Around the country, law enforcement agencies are adopting body camera technology. The purpose of this effort has been to gather better evidence, to encourage greater transparency and for accountability. However, as body cameras have become more prevalent, glaring issues with the technology have become apparent.
Any new technology has hiccups, but body camera evidence has raised more questions than answers. It is especially troublesome when relied upon as evidence in a criminal case. The Columbia Police Department is one of the police departments to arm their officers with body cameras.
On Sunday March 20, 2017, an eyewitness filmed an incident at the Eagle Stop gas station. On the following Monday, the local news aired footage of the eyewitness video. In response, the Columbia Police Department released a portion of their body camera footage of the incident. The department released the footage in an effort for the public to have a more complete picture.
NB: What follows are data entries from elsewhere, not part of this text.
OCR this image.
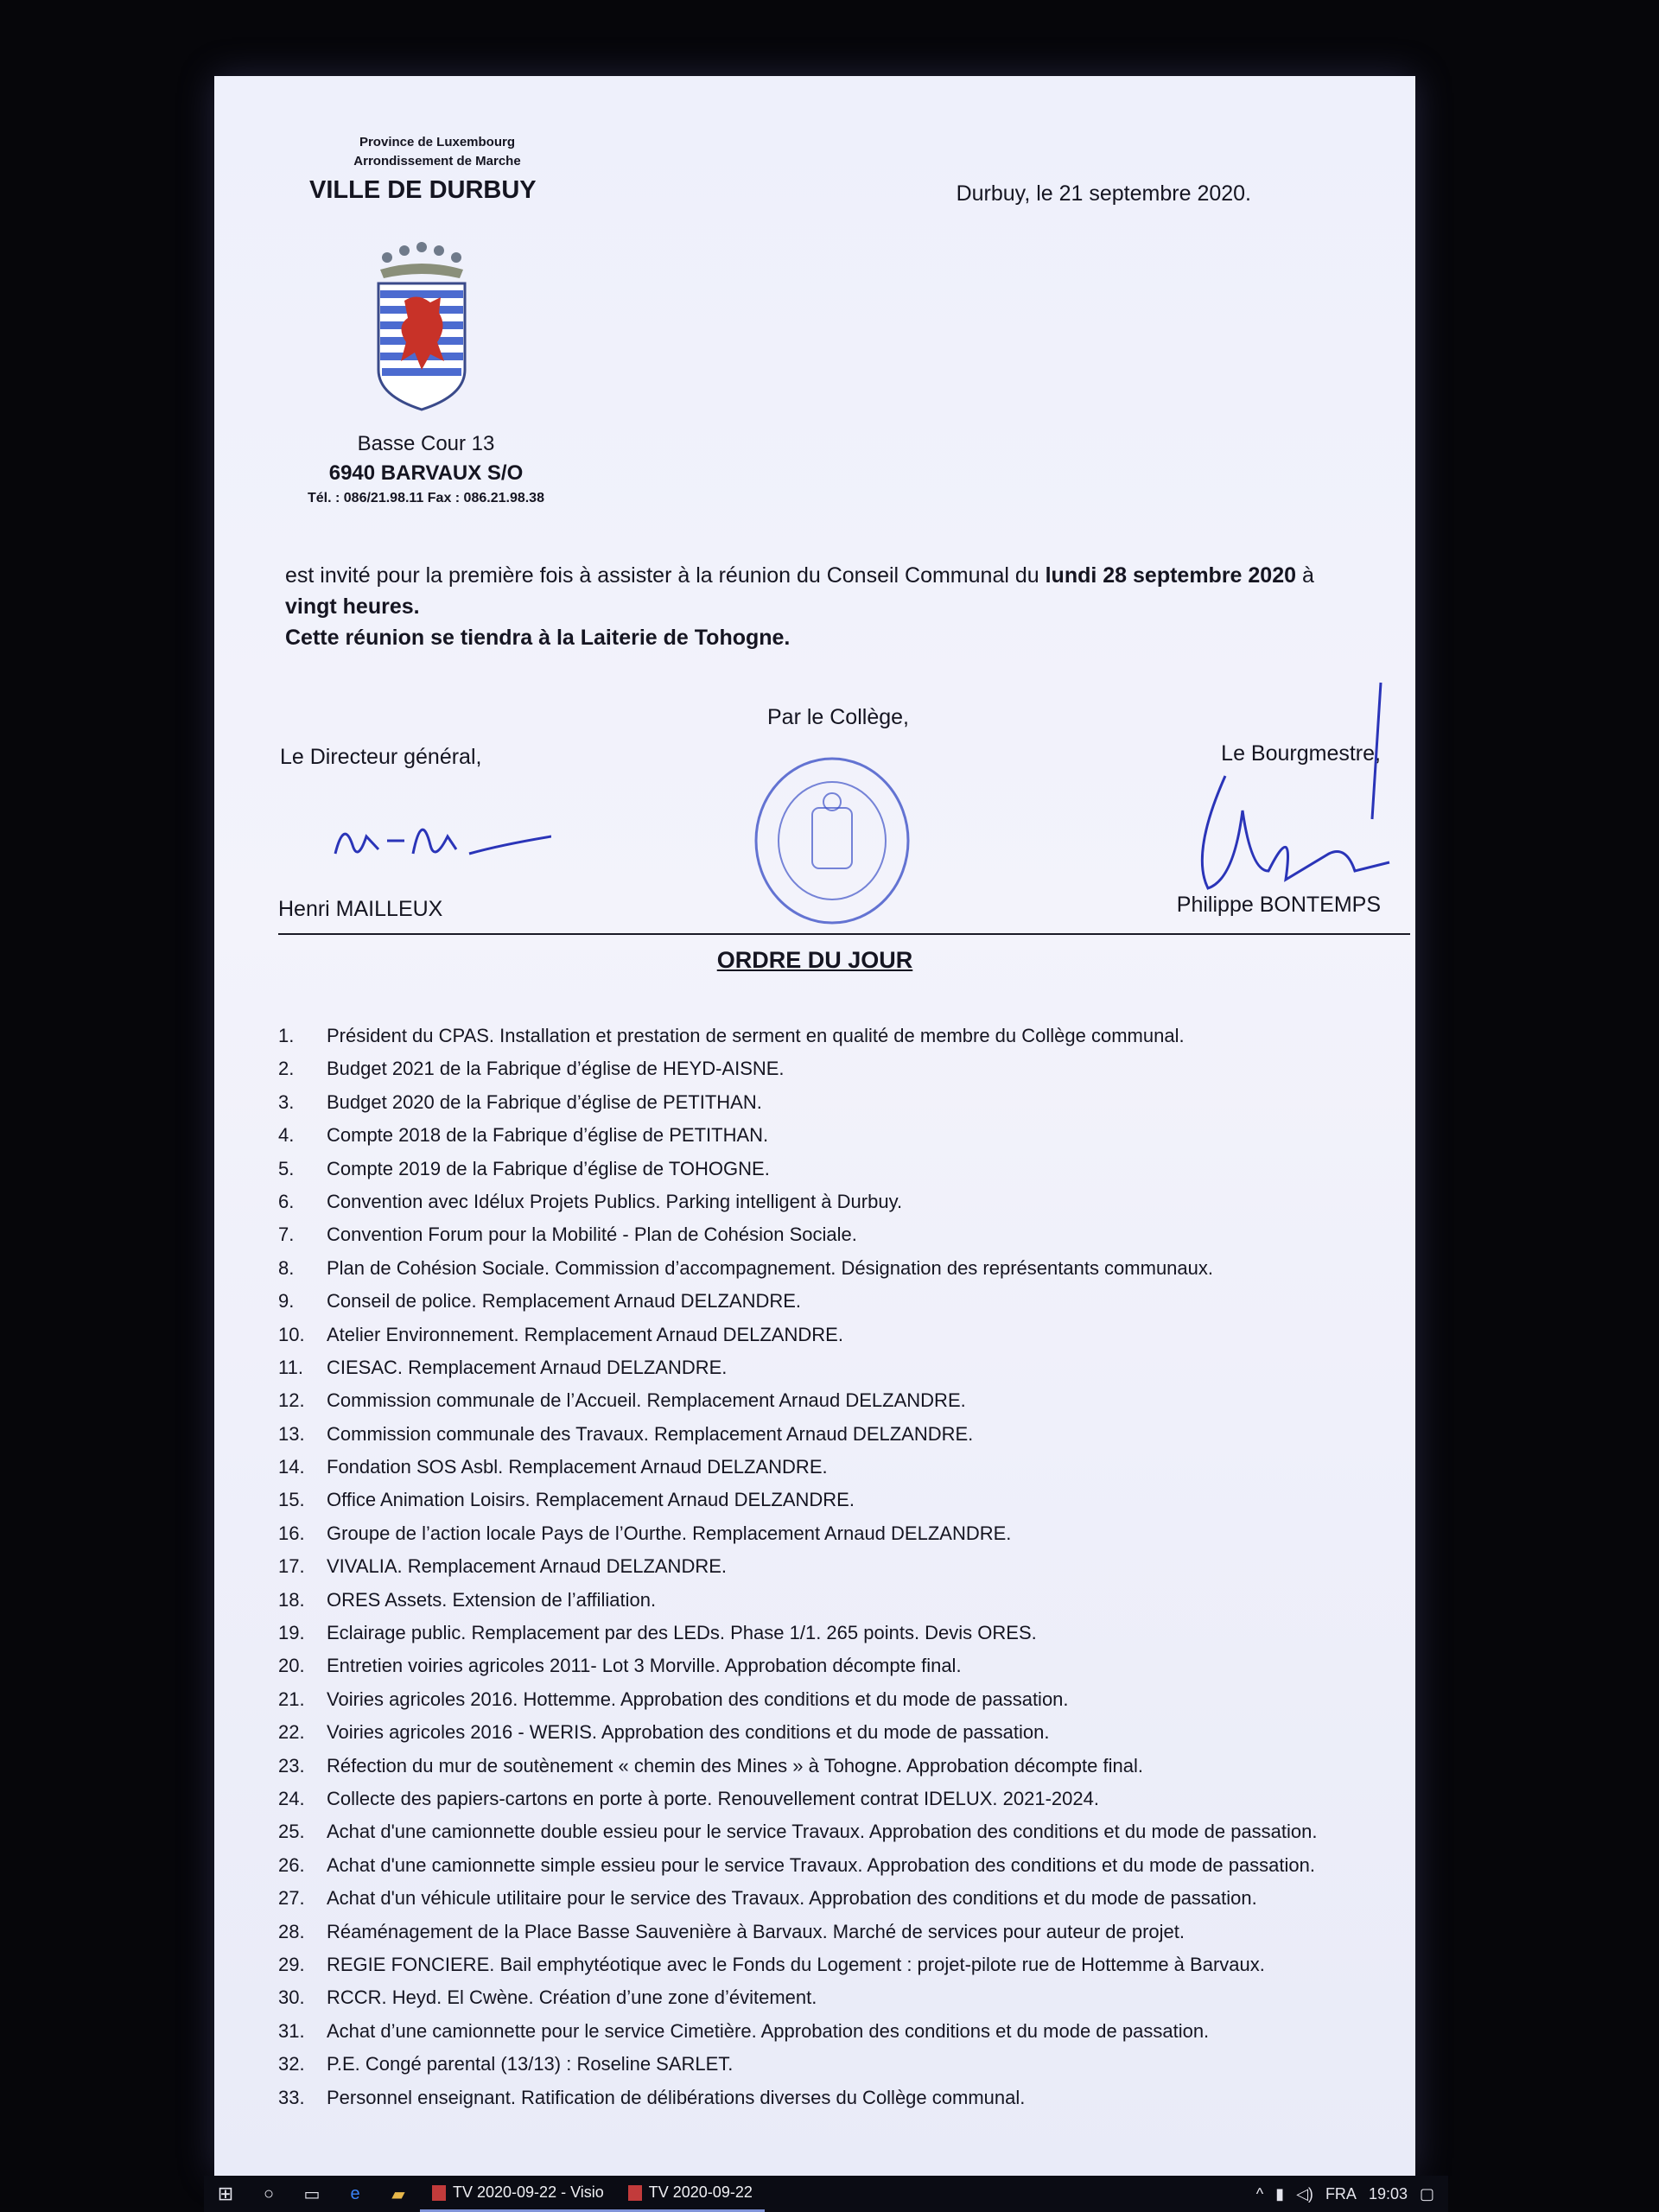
Province de Luxembourg
Arrondissement de Marche
VILLE DE DURBUY
Basse Cour 13
6940 BARVAUX S/O
Tél. : 086/21.98.11 Fax : 086.21.98.38
Durbuy, le 21 septembre 2020.
est invité pour la première fois à assister à la réunion du Conseil Communal du lundi 28 septembre 2020 à
vingt heures.
Cette réunion se tiendra à la Laiterie de Tohogne.
Par le Collège,
Le Directeur général,	Le Bourgmestre,
Henri MAILLEUX	Philippe BONTEMPS
ORDRE DU JOUR
1.	Président du CPAS. Installation et prestation de serment en qualité de membre du Collège communal.
2.	Budget 2021 de la Fabrique d’église de HEYD-AISNE.
3.	Budget 2020 de la Fabrique d’église de PETITHAN.
4.	Compte 2018 de la Fabrique d’église de PETITHAN.
5.	Compte 2019 de la Fabrique d’église de TOHOGNE.
6.	Convention avec Idélux Projets Publics. Parking intelligent à Durbuy.
7.	Convention Forum pour la Mobilité - Plan de Cohésion Sociale.
8.	Plan de Cohésion Sociale. Commission d’accompagnement. Désignation des représentants communaux.
9.	Conseil de police. Remplacement Arnaud DELZANDRE.
10.	Atelier Environnement. Remplacement Arnaud DELZANDRE.
11.	CIESAC. Remplacement Arnaud DELZANDRE.
12.	Commission communale de l’Accueil. Remplacement Arnaud DELZANDRE.
13.	Commission communale des Travaux. Remplacement Arnaud DELZANDRE.
14.	Fondation SOS Asbl. Remplacement Arnaud DELZANDRE.
15.	Office Animation Loisirs. Remplacement Arnaud DELZANDRE.
16.	Groupe de l’action locale Pays de l’Ourthe. Remplacement Arnaud DELZANDRE.
17.	VIVALIA. Remplacement Arnaud DELZANDRE.
18.	ORES Assets. Extension de l’affiliation.
19.	Eclairage public. Remplacement par des LEDs. Phase 1/1. 265 points. Devis ORES.
20.	Entretien voiries agricoles 2011- Lot 3 Morville. Approbation décompte final.
21.	Voiries agricoles 2016. Hottemme. Approbation des conditions et du mode de passation.
22.	Voiries agricoles 2016 - WERIS. Approbation des conditions et du mode de passation.
23.	Réfection du mur de soutènement « chemin des Mines » à Tohogne. Approbation décompte final.
24.	Collecte des papiers-cartons en porte à porte. Renouvellement contrat IDELUX. 2021-2024.
25.	Achat d'une camionnette double essieu pour le service Travaux. Approbation des conditions et du mode de passation.
26.	Achat d'une camionnette simple essieu pour le service Travaux. Approbation des conditions et du mode de passation.
27.	Achat d'un véhicule utilitaire pour le service des Travaux. Approbation des conditions et du mode de passation.
28.	Réaménagement de la Place Basse Sauvenière à Barvaux. Marché de services pour auteur de projet.
29.	REGIE FONCIERE. Bail emphytéotique avec le Fonds du Logement : projet-pilote rue de Hottemme à Barvaux.
30.	RCCR. Heyd. El Cwène. Création d’une zone d’évitement.
31.	Achat d’une camionnette pour le service Cimetière. Approbation des conditions et du mode de passation.
32.	P.E. Congé parental (13/13) : Roseline SARLET.
33.	Personnel enseignant. Ratification de délibérations diverses du Collège communal.
⊞	○	▭	e	▰	TV 2020-09-22 - Visio	TV 2020-09-22	^ ▮ ◁) FRA 19:03 ▢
This case is pending and we do not have all the information at this time. However, body camera footage used as evidence, comes with a caution.
Around the country, serious questions are being raised about body camera footage. Some notable cases involved dismissal of criminal charges due to issues with body camera footage. In these cases, it was discovered that some videos had been manipulated. Upon investigation, it was discovered that some of the videos were altered through editing or deletion.
· Read more about a New Mexico teen and the six body cameras that failed to capture her death.
· Read here about a Baltimore arrest where the cameras were missing critical pieces of information and capture cops’ bad behavior.
Some police departments have also faced scrutiny because of questionable record retention issues and improper evidence identification of video evidence. Improper storage and identification has even resulted in the failure of departments to release certain videos to defense attorneys in criminal cases.
Varying policies about body camera usage also present an additional evidentiary issue. Law enforcement agencies using the body cameras have their own use policies. Laws governing how the video is retained and released vary by state. Often police officers are in control of when the camera is on, what it films and how it is configured and policies are not always followed.
Many of the concerning cases around the country were dismissed because the camera either didn’t capture what it should have or captured incriminating information about the actions of police officers.
An experienced attorney understands the importance of challenging evidence, even evidence that seems to be clear on its face. Video evidence comes with its own uncertainties and issues. As with any evidence used to prosecute a case, questioning what we think we see and what we think we know is critical to uncovering the truth.